Us: (entering the room marked 'workshop 1' full of women sewing)
Angry looking woman: Yes? Can I help
Us: oh, is this the demonstration?
Woman: No! (frowning) that's through there.
Us: (scurry through into another room, where 15 woman are standing around a table. We creep to the side, and I sidle into a chair which enables me to see what she is doing.)
Demonstrating woman: (stops what she was doing and stares at us over her glasses) have you got a ticket?
Me: er, no. Do we need one? I thought this was a free demonstration?

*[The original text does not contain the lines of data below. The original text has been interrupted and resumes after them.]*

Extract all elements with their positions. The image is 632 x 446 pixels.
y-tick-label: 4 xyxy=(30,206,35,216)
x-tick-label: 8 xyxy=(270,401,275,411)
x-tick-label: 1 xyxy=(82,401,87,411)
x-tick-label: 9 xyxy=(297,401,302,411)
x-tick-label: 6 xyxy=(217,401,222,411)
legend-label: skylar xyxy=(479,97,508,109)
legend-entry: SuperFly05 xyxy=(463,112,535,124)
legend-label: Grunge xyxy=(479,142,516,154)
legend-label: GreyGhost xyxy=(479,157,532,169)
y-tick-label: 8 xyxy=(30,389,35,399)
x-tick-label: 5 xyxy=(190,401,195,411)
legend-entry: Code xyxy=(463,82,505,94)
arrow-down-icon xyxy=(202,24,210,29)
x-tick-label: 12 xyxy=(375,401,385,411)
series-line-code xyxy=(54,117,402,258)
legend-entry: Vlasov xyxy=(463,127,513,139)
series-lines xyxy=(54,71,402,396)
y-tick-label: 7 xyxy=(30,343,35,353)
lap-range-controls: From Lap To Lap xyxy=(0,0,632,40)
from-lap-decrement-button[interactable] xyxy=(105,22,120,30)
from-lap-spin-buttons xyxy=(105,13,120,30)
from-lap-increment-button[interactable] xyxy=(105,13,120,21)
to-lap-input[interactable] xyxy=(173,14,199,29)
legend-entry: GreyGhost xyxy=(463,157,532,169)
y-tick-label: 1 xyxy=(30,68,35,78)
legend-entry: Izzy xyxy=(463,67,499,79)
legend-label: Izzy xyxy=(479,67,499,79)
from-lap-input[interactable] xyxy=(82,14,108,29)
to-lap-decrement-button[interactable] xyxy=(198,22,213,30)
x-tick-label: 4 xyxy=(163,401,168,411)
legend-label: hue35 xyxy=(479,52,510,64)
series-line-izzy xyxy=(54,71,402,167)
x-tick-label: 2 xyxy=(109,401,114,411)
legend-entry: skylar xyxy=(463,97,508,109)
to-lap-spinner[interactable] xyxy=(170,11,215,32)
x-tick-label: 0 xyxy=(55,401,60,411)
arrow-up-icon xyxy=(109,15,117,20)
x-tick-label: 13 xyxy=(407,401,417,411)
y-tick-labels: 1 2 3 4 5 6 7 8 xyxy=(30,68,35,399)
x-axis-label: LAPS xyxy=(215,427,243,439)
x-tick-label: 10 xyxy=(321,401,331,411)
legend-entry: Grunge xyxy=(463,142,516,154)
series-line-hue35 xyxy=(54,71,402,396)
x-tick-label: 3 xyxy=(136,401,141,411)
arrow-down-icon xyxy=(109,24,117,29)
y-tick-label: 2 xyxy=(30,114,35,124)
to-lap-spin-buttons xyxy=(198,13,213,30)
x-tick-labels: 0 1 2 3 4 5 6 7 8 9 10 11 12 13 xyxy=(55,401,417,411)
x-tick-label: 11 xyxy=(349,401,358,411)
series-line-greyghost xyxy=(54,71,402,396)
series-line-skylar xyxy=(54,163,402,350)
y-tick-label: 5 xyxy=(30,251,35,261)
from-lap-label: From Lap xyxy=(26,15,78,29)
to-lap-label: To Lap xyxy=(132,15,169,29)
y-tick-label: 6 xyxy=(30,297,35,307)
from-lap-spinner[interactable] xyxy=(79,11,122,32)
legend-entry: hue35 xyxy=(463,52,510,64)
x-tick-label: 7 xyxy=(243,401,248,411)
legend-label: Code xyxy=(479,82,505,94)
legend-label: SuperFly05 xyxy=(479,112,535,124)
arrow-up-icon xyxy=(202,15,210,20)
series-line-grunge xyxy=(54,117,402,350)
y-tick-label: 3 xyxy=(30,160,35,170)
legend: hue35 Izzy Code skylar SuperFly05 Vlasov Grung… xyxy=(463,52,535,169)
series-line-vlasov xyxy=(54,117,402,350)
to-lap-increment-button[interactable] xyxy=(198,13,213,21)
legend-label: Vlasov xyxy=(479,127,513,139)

DW: Well it is, but you still need a ticket.
Me: (getting embarrassed because everyone is staring at us) Sorry, we didn't know.
DW: Well all the seats are taken.
Me: (looking around at all the empty chairs, but rising from mine to stand anyway.)
DW: You are welcome to stand at the back though, if you want.
Me: (now trying not to smirk) ok, thanks
Eleanor: (not daring to look at me in case she laughs)
DW: (sigh) right...(recommences her REALLY BORING demonstration)

We stood through 30 minutes of watching the pompous woman stick ribbons onto material then colour it in green, like it was the most complicated thing in the world. Honestly, I could have done that demonstration on 10 minutes practice, and I wouldn't have been so bloody patronising or on a power trip.